Monitoramento da consultoria Quaest entre 24 de fevereiro e 10 de março teve conclusão semelhante.

"Dados que temos das manifestações (em apoio a Bolsonaro) em maio do ano passado mostram que, dias antes do protesto, a coisa estava esquentando. Não tava tão fria como essa semana no Twitter, às vésperas dos atos", nota Felipe Nunes, diretor da Quaest e professor de Ciência Política da Universidade Federal de Minas Gerais (UFMG).

'Momento é de prudência, não de pânico', dizem especialistas

No fim da tarde desta quinta-feira (12), a Sociedade Brasileira de Infectologia (SBI) divulgou um novo boletim sobre a evolução da doença Covid-19, causada pelo novo coronavírus Sars-CoV-2. Segundo a SBI, o momento no Brasil é de "prudência".

"O momento da epidemia no Brasil é de prudência; não de pânico. A epidemia é dinâmica e as informações e recomendações deste informe podem ser atualizadas em poucos dias, à medida que a epidemia aumente e que novos conhecimentos científicos são publicados", diz o boletim da entidade.

No boletim, a SBI também desaconselha medidas como o fechamento de escolas, faculdades ou escritórios — decisões deste tipo foram anunciadas esta semana pelo governador do Distrito Federal, Ibaneis Rocha (MDB).

O presidente da Sociedade Brasileira de Infectologia, Clovis Arns, frisa que a disseminação do novo coronavírus é muito dinâmica: neste momento não há transmissão comunitária da doença, isto é, o vírus ainda não circula de forma livre no país — mas a situação deve ser reavaliada constantemente.

"Hoje, o risco em Brasília, em Curitiba (PR) seria pequeno (em participar de uma manifestação), porque a gente não tem ainda a transmissão chamada comunitária. Que é quando o número de pessoas fica tão grande que você não consegue mais identificar quem passou para quem."
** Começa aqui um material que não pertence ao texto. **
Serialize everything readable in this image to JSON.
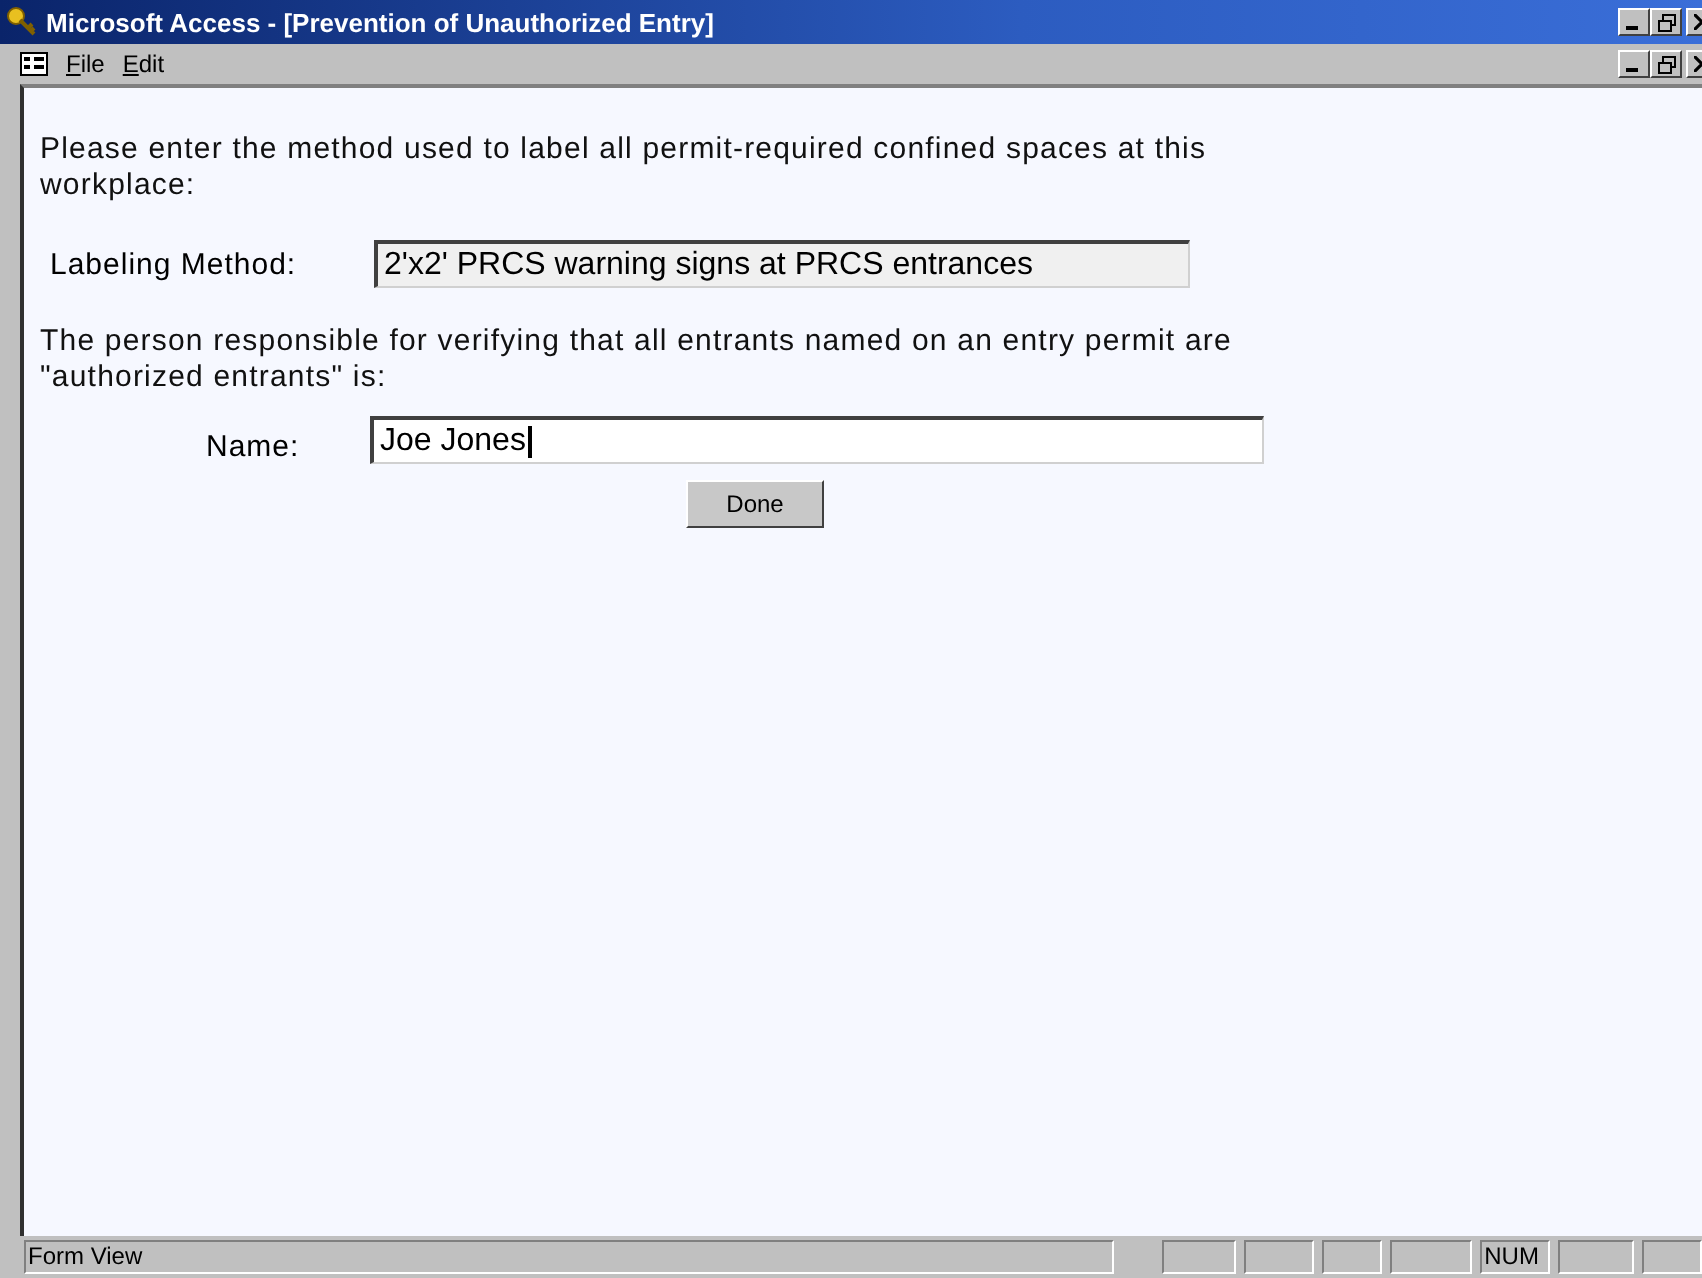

"Sempre que alguém nos pergunta sobre um evento, a gente diz: 'hoje pode. Mas me pergunte de novo amanhã'", diz ele.

"Cada cidade vai ter que avaliar como vai estar o vírus naquele momento (da manifestação). Qual que deve ser a primeira cidade com alguma restrição? São Paulo. Pois é a mais populosa, e a que a mais recebe viajantes (de fora do país). Se chega na sexta-feira (13) e São Paulo já tem, digamos, 300 casos, o ideal seria cancelar as manifestações", diz Arns à BBC News Brasil.

Eduardo Sprinz é chefe do departamento de infectologia do Hospital das Clínicas de Porto Alegre e professor da disciplina na Universidade Federal do Rio Grande do Sul (UFRGS). Segundo ele, as pessoas que forem ao protesto "ficarão potencialmente mais expostas". "Mas a gente não sabe ainda em que medida", diz ele.

"O vírus ainda não está circulando muito no nosso meio. Mas, de qualquer forma, se a gente vai tentar conter a epidemia, o melhor seria ficar em casa ou evitar essas aglomerações", diz Sprinz à BBC.

"O mais importante neste momento é manter a boa educação sanitária. Manter as mãos longe da face, da boca. E, se tocar em alguém, vale a pena usar o álcool em gel", diz ele.

Sprinz estima ainda que a chamada "transmissão comunitária" do vírus deve começar em questão de "alguns dias" nas principais cidades brasileiras, como São Paulo e Rio de Janeiro.

Heloisa Ravagnani Muniz é a presidente da seção local da Sociedade Brasileira de Infectologia no Distrito Federal. Neste momento, diz ela, a entidade "não orienta que seja proibido este tipo de evento".

"Como é um evento em local aberto, não teria uma taxa de transmissão tão alta do coronavírus", diz ela.

"Agora, claro que as pessoas que tem mais de 60 anos, com alguma comorbidade, com alguma doença crônica, devem evitar aglomeração. Tanto pelo corona quanto por causa de outros vírus que possam estar circulando pelo local", diz a especialista.